Installing Express

From `npm init` to a Running Server in 60 Seconds

Installing Express

Spin up a fresh Express app from scratch. No generator, no boilerplate — just npm install and 6 lines of code.

3 min read Level 1/5 #express#install#setup
What you'll learn
  • Initialize a new project
  • Install Express 5
  • Run your first server

You don’t need a generator for Express. The minimum-viable setup is three commands.

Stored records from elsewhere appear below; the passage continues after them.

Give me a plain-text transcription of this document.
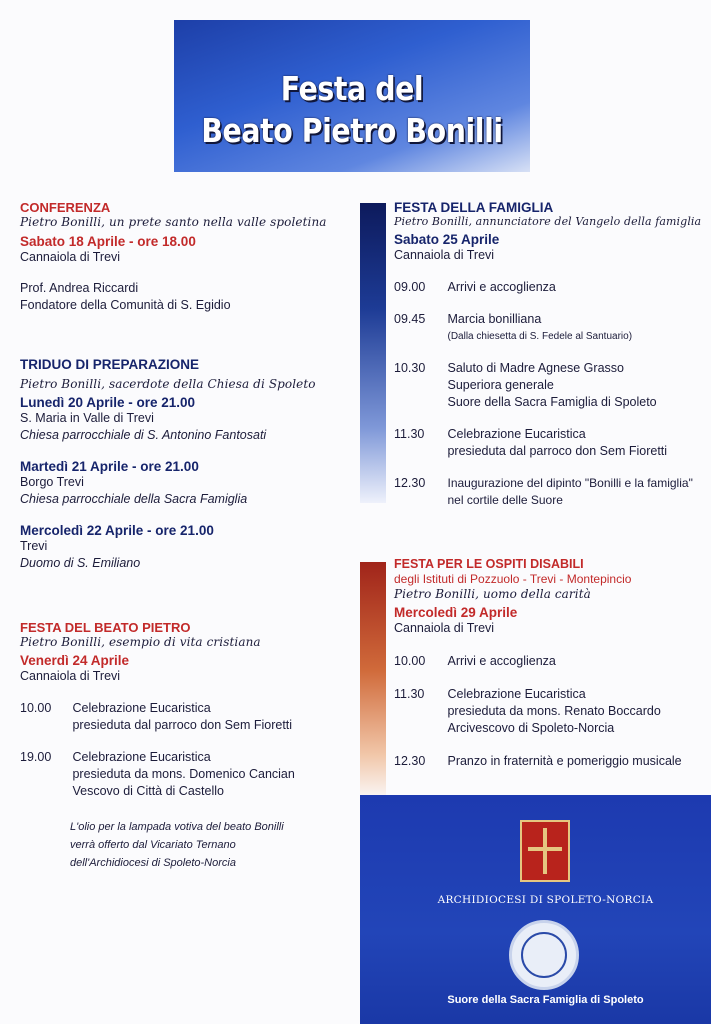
Festa del
Beato Pietro Bonilli
CONFERENZA
Pietro Bonilli, un prete santo nella valle spoletina
Sabato 18 Aprile - ore 18.00
Cannaiola di Trevi
Prof. Andrea Riccardi
Fondatore della Comunità di S. Egidio
TRIDUO DI PREPARAZIONE
Pietro Bonilli, sacerdote della Chiesa di Spoleto
Lunedì 20 Aprile - ore 21.00
S. Maria in Valle di Trevi
Chiesa parrocchiale di S. Antonino Fantosati
Martedì 21 Aprile - ore 21.00
Borgo Trevi
Chiesa parrocchiale della Sacra Famiglia
Mercoledì 22 Aprile - ore 21.00
Trevi
Duomo di S. Emiliano
FESTA DEL BEATO PIETRO
Pietro Bonilli, esempio di vita cristiana
Venerdì 24 Aprile
Cannaiola di Trevi
10.00 Celebrazione Eucaristica
presieduta dal parroco don Sem Fioretti
19.00 Celebrazione Eucaristica
presieduta da mons. Domenico Cancian
Vescovo di Città di Castello
L'olio per la lampada votiva del beato Bonilli
verrà offerto dal Vicariato Ternano
dell'Archidiocesi di Spoleto-Norcia
FESTA DELLA FAMIGLIA
Pietro Bonilli, annunciatore del Vangelo della famiglia
Sabato 25 Aprile
Cannaiola di Trevi
09.00 Arrivi e accoglienza
09.45 Marcia bonilliana
(Dalla chiesetta di S. Fedele al Santuario)
10.30 Saluto di Madre Agnese Grasso
Superiora generale
Suore della Sacra Famiglia di Spoleto
11.30 Celebrazione Eucaristica
presieduta dal parroco don Sem Fioretti
12.30 Inaugurazione del dipinto "Bonilli e la famiglia"
nel cortile delle Suore
FESTA PER LE OSPITI DISABILI
degli Istituti di Pozzuolo - Trevi - Montepincio
Pietro Bonilli, uomo della carità
Mercoledì 29 Aprile
Cannaiola di Trevi
10.00 Arrivi e accoglienza
11.30 Celebrazione Eucaristica
presieduta da mons. Renato Boccardo
Arcivescovo di Spoleto-Norcia
12.30 Pranzo in fraternità e pomeriggio musicale
ARCHIDIOCESI DI SPOLETO-NORCIA
Suore della Sacra Famiglia di Spoleto
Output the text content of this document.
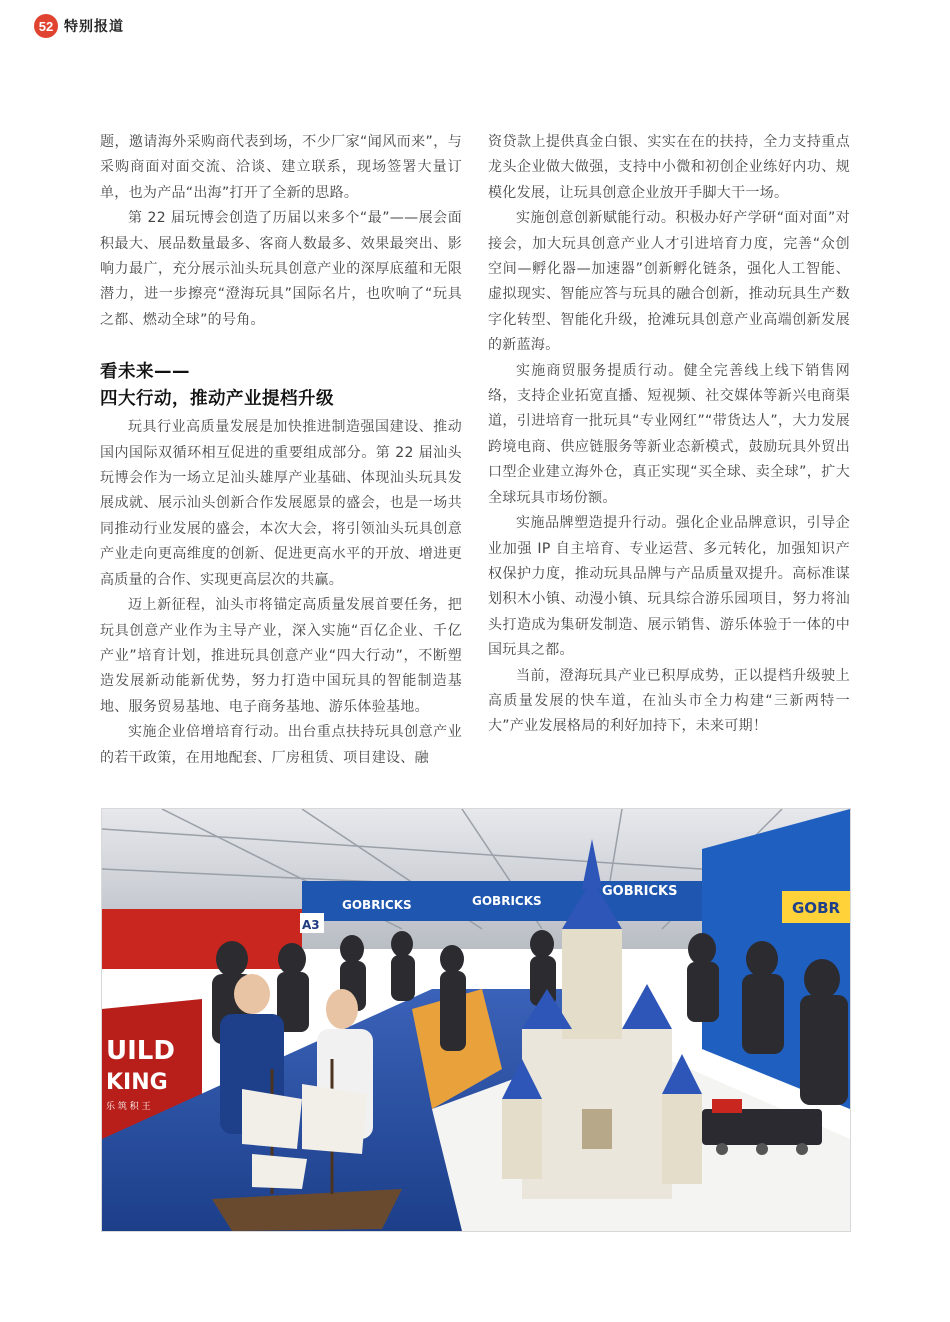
52 特别报道

题，邀请海外采购商代表到场，不少厂家“闻风而来”，与采购商面对面交流、洽谈、建立联系，现场签署大量订单，也为产品“出海”打开了全新的思路。

第 22 届玩博会创造了历届以来多个“最”——展会面积最大、展品数量最多、客商人数最多、效果最突出、影响力最广，充分展示汕头玩具创意产业的深厚底蕴和无限潜力，进一步擦亮“澄海玩具”国际名片，也吹响了“玩具之都、燃动全球”的号角。

看未来——
四大行动，推动产业提档升级

玩具行业高质量发展是加快推进制造强国建设、推动国内国际双循环相互促进的重要组成部分。第 22 届汕头玩博会作为一场立足汕头雄厚产业基础、体现汕头玩具发展成就、展示汕头创新合作发展愿景的盛会，也是一场共同推动行业发展的盛会，本次大会，将引领汕头玩具创意产业走向更高维度的创新、促进更高水平的开放、增进更高质量的合作、实现更高层次的共赢。

迈上新征程，汕头市将锚定高质量发展首要任务，把玩具创意产业作为主导产业，深入实施“百亿企业、千亿产业”培育计划，推进玩具创意产业“四大行动”，不断塑造发展新动能新优势，努力打造中国玩具的智能制造基地、服务贸易基地、电子商务基地、游乐体验基地。

实施企业倍增培育行动。出台重点扶持玩具创意产业的若干政策，在用地配套、厂房租赁、项目建设、融

资贷款上提供真金白银、实实在在的扶持，全力支持重点龙头企业做大做强，支持中小微和初创企业练好内功、规模化发展，让玩具创意企业放开手脚大干一场。

实施创意创新赋能行动。积极办好产学研“面对面”对接会，加大玩具创意产业人才引进培育力度，完善“众创空间—孵化器—加速器”创新孵化链条，强化人工智能、虚拟现实、智能应答与玩具的融合创新，推动玩具生产数字化转型、智能化升级，抢滩玩具创意产业高端创新发展的新蓝海。

实施商贸服务提质行动。健全完善线上线下销售网络，支持企业拓宽直播、短视频、社交媒体等新兴电商渠道，引进培育一批玩具“专业网红”“带货达人”，大力发展跨境电商、供应链服务等新业态新模式，鼓励玩具外贸出口型企业建立海外仓，真正实现“买全球、卖全球”，扩大全球玩具市场份额。

实施品牌塑造提升行动。强化企业品牌意识，引导企业加强 IP 自主培育、专业运营、多元转化，加强知识产权保护力度，推动玩具品牌与产品质量双提升。高标准谋划积木小镇、动漫小镇、玩具综合游乐园项目，努力将汕头打造成为集研发制造、展示销售、游乐体验于一体的中国玩具之都。

当前，澄海玩具产业已积厚成势，正以提档升级驶上高质量发展的快车道，在汕头市全力构建“三新两特一大”产业发展格局的利好加持下，未来可期！

GOBRICKS	GOBRICKS
GOBRICKS
GOBR
A3
UILD
KING
乐 筑 积 王
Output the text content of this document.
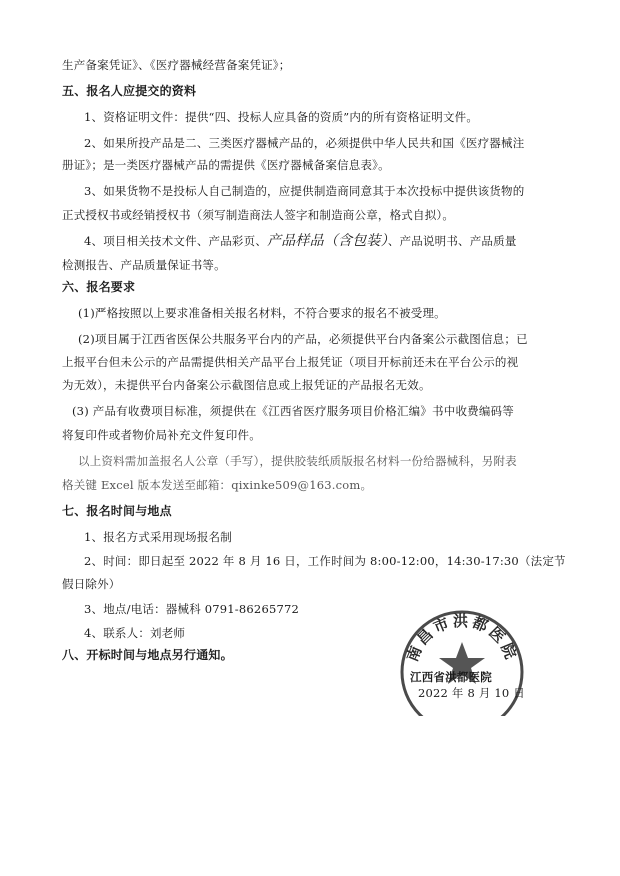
生产备案凭证》、《医疗器械经营备案凭证》；
五、报名人应提交的资料
1、资格证明文件：提供“四、投标人应具备的资质”内的所有资格证明文件。
2、如果所投产品是二、三类医疗器械产品的，必须提供中华人民共和国《医疗器械注
册证》；是一类医疗器械产品的需提供《医疗器械备案信息表》。
3、如果货物不是投标人自己制造的，应提供制造商同意其于本次投标中提供该货物的
正式授权书或经销授权书（须写制造商法人签字和制造商公章，格式自拟）。
4、项目相关技术文件、产品彩页、产品样品（含包装）、产品说明书、产品质量
检测报告、产品质量保证书等。
六、报名要求
(1)严格按照以上要求准备相关报名材料，不符合要求的报名不被受理。
(2)项目属于江西省医保公共服务平台内的产品，必须提供平台内备案公示截图信息；已
上报平台但未公示的产品需提供相关产品平台上报凭证（项目开标前还未在平台公示的视
为无效），未提供平台内备案公示截图信息或上报凭证的产品报名无效。
(3) 产品有收费项目标准，须提供在《江西省医疗服务项目价格汇编》书中收费编码等
将复印件或者物价局补充文件复印件。
以上资料需加盖报名人公章（手写），提供胶装纸质版报名材料一份给器械科，另附表
格关键 Excel 版本发送至邮箱：qixinke509@163.com。
七、报名时间与地点
1、报名方式采用现场报名制
2、时间：即日起至 2022 年 8 月 16 日，工作时间为 8:00-12:00，14:30-17:30（法定节
假日除外）
3、地点/电话：器械科 0791-86265772
4、联系人：刘老师
八、开标时间与地点另行通知。	南昌市洪都医院
江西省洪都医院
2022 年 8 月 10 日
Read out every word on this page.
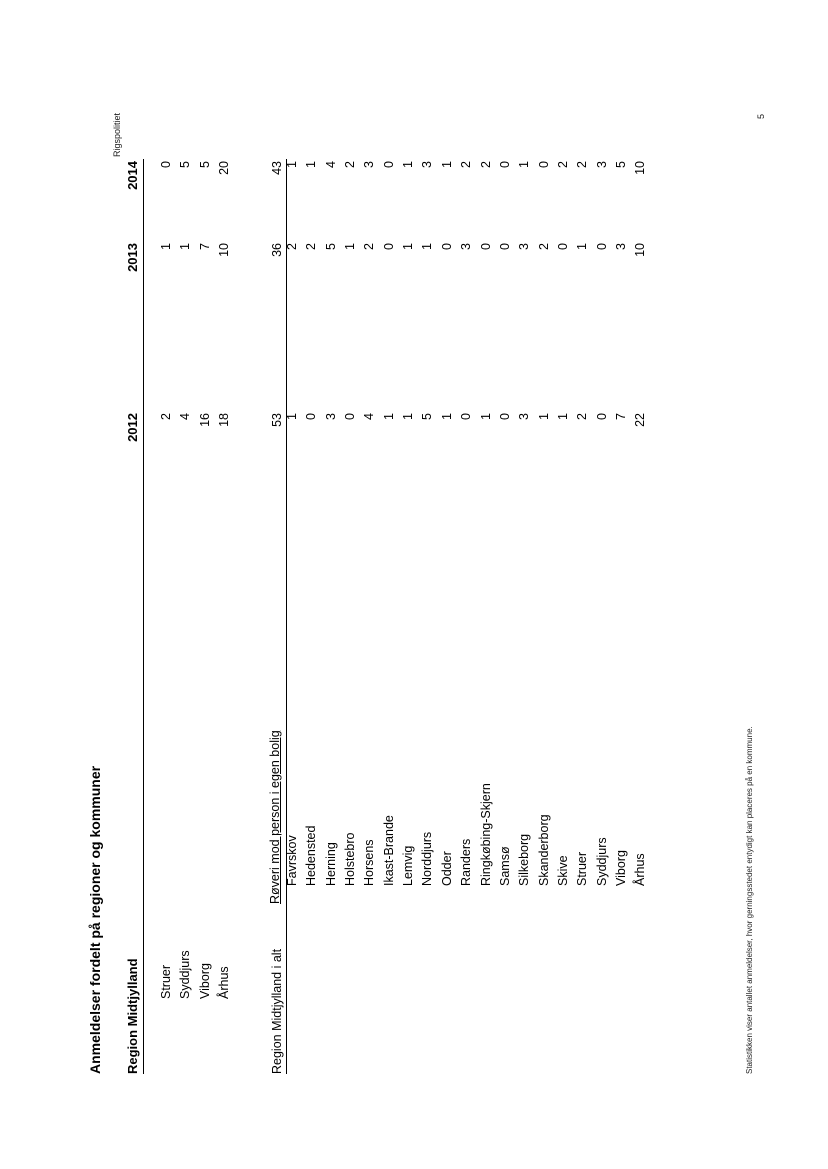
Rigspolitiet	5
Anmeldelser fordelt på regioner og kommuner Region Midtjylland
2012
2013
2014
Struer
2
1
0
Syddjurs
4
1
5
Viborg
16
7
5
Århus
18
10
20
Røveri mod person i egen bolig
Region Midtjylland i alt
53
36
43
Favrskov
1
2
1
Hedensted
0
2
1
Herning
3
5
4
Holstebro
0
1
2
Horsens
4
2
3
Ikast-Brande
1
0
0
Lemvig
1
1
1
Norddjurs
5
1
3
Odder
1
0
1
Randers
0
3
2
Ringkøbing-Skjern
1
0
2
Samsø
0
0
0
Silkeborg
3
3
1
Skanderborg
1
2
0
Skive
1
0
2
Struer
2
1
2
Syddjurs
0
0
3
Viborg
7
3
5
Århus
22
10
10
Statistikken viser antallet anmeldelser, hvor gerningsstedet entydigt kan placeres på en kommune.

Step 1 — Create the Project

mkdir my-api
cd my-api
npm init -y

npm init -y creates package.json with sensible defaults.

Step 2 — Set Module Type

Open package.json and add "type": "module":

{
  "name": "my-api",
  "version": "1.0.0",
  "type": "module",
  "main": "src/index.js",
  "scripts": {
    "dev": "node --watch src/index.js"
  }
}

"type": "module" lets you use import instead of require.

Step 3 — Install Express

npm install express

For Express 5 specifically:

npm install express@5

(At time of writing, express@latest is Express 5 — but pinning is safer.)

Step 4 — Write the Server

// src/index.js
import express from "express";

const app = express();

app.get("/", (req, res) => {
  res.send("Hello, Express!");
});

const port = 3000;
app.listen(port, () => {
  console.log(`Server running at http://localhost:${port}`);
});

Step 5 — Run

npm run dev

Visit http://localhost:3000 — you should see “Hello, Express!”. With --watch, the server auto-restarts on file changes.

The Express Generator

For larger scaffolds, there’s npx express-generator — it spits out a Pug-templated project with the older Express 4 conventions. We skip it; the hand-rolled setup above is cleaner for modern apps.

TypeScript Setup

Adding TypeScript? Install:

npm install --save-dev typescript @types/node @types/express tsx

Then run with npx tsx src/index.ts. We cover this more deeply in the TypeScript track.